I entered a silent room. My gaze fell on Kaden first, his jaw tight, the telltale vein rising on his neck as he took in my new coarse attire. Was it shame or anger I saw flashing through his eyes? But
I also noticed he had bathed—and changed. With his Morrighese disguise discarded, he looked like one of them now, an animal of a different stripe. He wore a loose shirt cut in their style, and a trail of bones hung from his weapon belt. This had been the real Kaden all along.
And then I saw Rafe. His back was to me, and his hands were shackled behind him with a guard close at his side. I looked away quickly and settled my gaze on the Komizar instead.
“Perfect timing, Princess,” he said. “Your farmhand just arrived too.” He waved me forward until I was standing near Rafe.

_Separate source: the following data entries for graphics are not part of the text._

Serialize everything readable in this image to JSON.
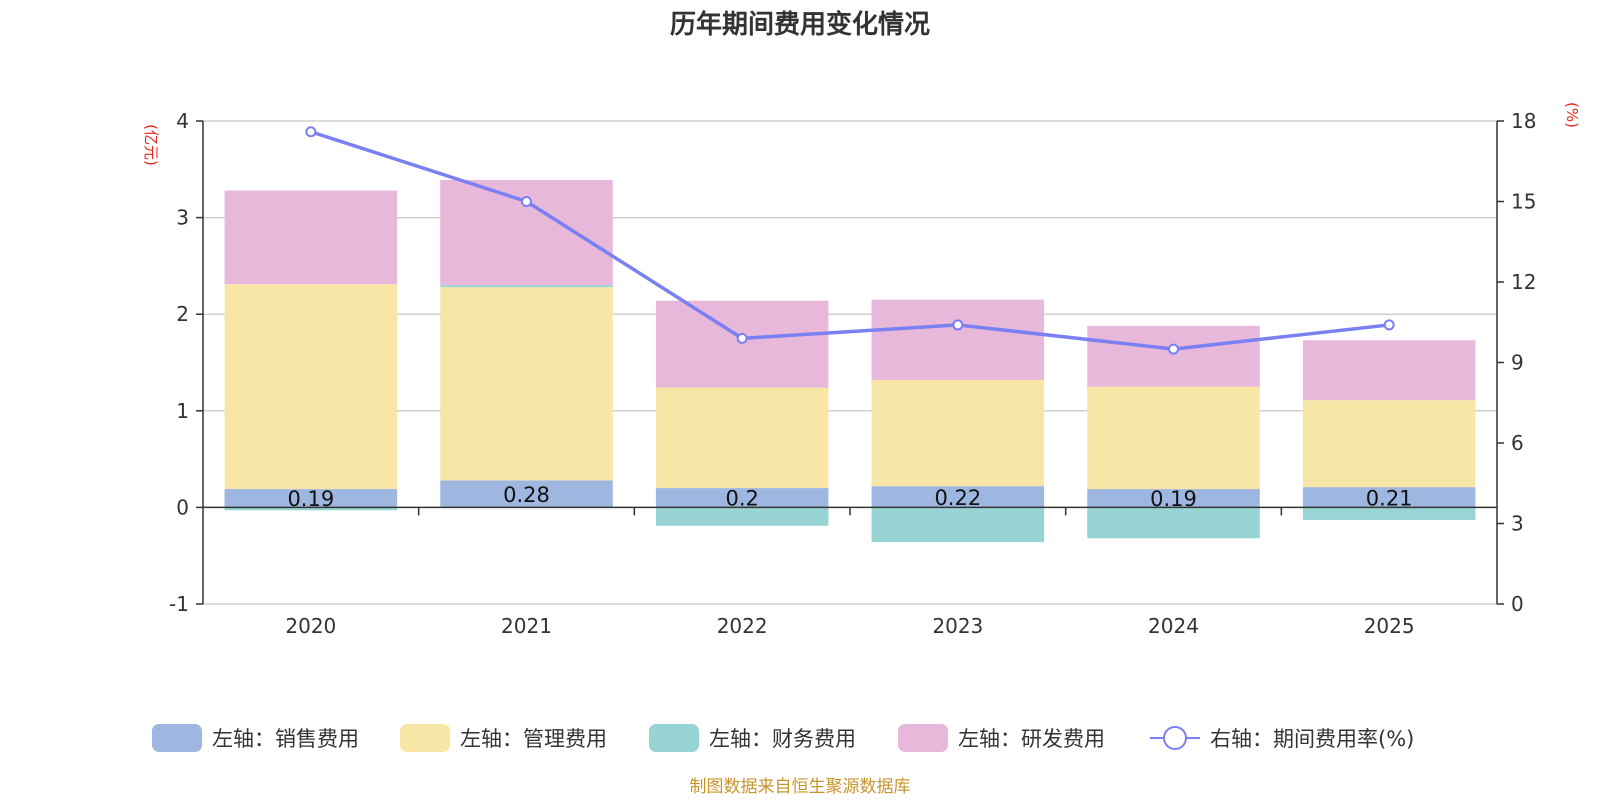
{
  "chart_data": {
    "type": "bar",
    "stacked": true,
    "title": "历年期间费用变化情况",
    "categories": [
      "2020",
      "2021",
      "2022",
      "2023",
      "2024",
      "2025"
    ],
    "left_axis": {
      "unit": "(亿元)",
      "ylim": [
        -1,
        4
      ],
      "ticks": [
        -1,
        0,
        1,
        2,
        3,
        4
      ]
    },
    "right_axis": {
      "unit": "(%)",
      "ylim": [
        0,
        18
      ],
      "ticks": [
        0,
        3,
        6,
        9,
        12,
        15,
        18
      ]
    },
    "series": [
      {
        "name": "左轴：销售费用",
        "axis": "left",
        "color": "#9db7e1",
        "values": [
          0.19,
          0.28,
          0.2,
          0.22,
          0.19,
          0.21
        ],
        "labels": [
          "0.19",
          "0.28",
          "0.2",
          "0.22",
          "0.19",
          "0.21"
        ]
      },
      {
        "name": "左轴：管理费用",
        "axis": "left",
        "color": "#f7e6a6",
        "values": [
          2.12,
          2.0,
          1.04,
          1.1,
          1.06,
          0.9
        ]
      },
      {
        "name": "左轴：财务费用",
        "axis": "left",
        "color": "#98d4d4",
        "values": [
          -0.03,
          0.02,
          -0.19,
          -0.36,
          -0.32,
          -0.13
        ]
      },
      {
        "name": "左轴：研发费用",
        "axis": "left",
        "color": "#e7b8d9",
        "values": [
          0.97,
          1.09,
          0.9,
          0.83,
          0.63,
          0.62
        ]
      },
      {
        "name": "右轴：期间费用率(%)",
        "axis": "right",
        "type": "line",
        "color": "#7a80f2",
        "values": [
          17.6,
          15.0,
          9.9,
          10.4,
          9.5,
          10.4
        ]
      }
    ]
  },
  "footer": {
    "source": "制图数据来自恒生聚源数据库"
  }
}
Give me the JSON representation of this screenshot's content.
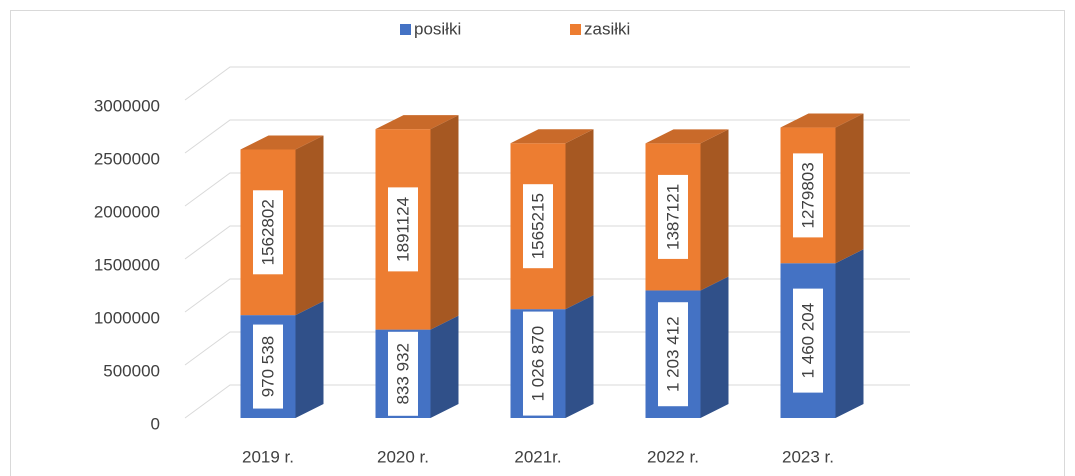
{
  "chart_data": {
    "type": "bar",
    "stacked": true,
    "three_d": true,
    "categories": [
      "2019 r.",
      "2020 r.",
      "2021r.",
      "2022 r.",
      "2023 r."
    ],
    "series": [
      {
        "name": "posiłki",
        "color": "#4472c4",
        "values": [
          970538,
          833932,
          1026870,
          1203412,
          1460204
        ],
        "value_labels": [
          "970 538",
          "833 932",
          "1 026 870",
          "1 203 412",
          "1 460 204"
        ]
      },
      {
        "name": "zasiłki",
        "color": "#ed7d31",
        "values": [
          1562802,
          1891124,
          1565215,
          1387121,
          1279803
        ]
      }
    ],
    "ylim": [
      0,
      3000000
    ],
    "yticks": [
      0,
      500000,
      1000000,
      1500000,
      2000000,
      2500000,
      3000000
    ],
    "grid": true,
    "legend": "top"
  }
}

The Komizar still wore the baldrick, and now Walther’s sword dangled from it too. He grinned as I took it in. I molded my gaze to steel. From this moment forward, I would make my brother’s pillaged goods my strength rather than my weakness.
He stepped to the center of the room and threw his hands out to his sides. “It’s a historic day in Venda, my brethren. Not one, but two prisoners.” He still spoke in Morrighese, I assumed for our benefit. I didn’t know if Rafe understood Vendan or not. I cursed myself for not asking when we were in the holding room together. Details like this could matter later on. The Komizar turned his attention to me and Rafe. “I hope you both appreciate your good fortune to even be prisoners. It’s a rare privilege—though it may be fleeting.” His voice was playful, his expression almost cheerful. He walked closer to me, lifted a strand of damp hair from my shoulder, then dropped it with distaste. “I already know why you’re here. A royal with a supposed gift that my Assassin believes will be useful to Venda.” He shrugged. “Time will tell.”
He turned to Rafe. “But, you … tell me why I shouldn’t slice you from gizzard to gut right now and punish the soldiers who didn’t kill you on sight.”
“Because I have news for you that will benefit Venda.” Rafe’s answer was quick and confident.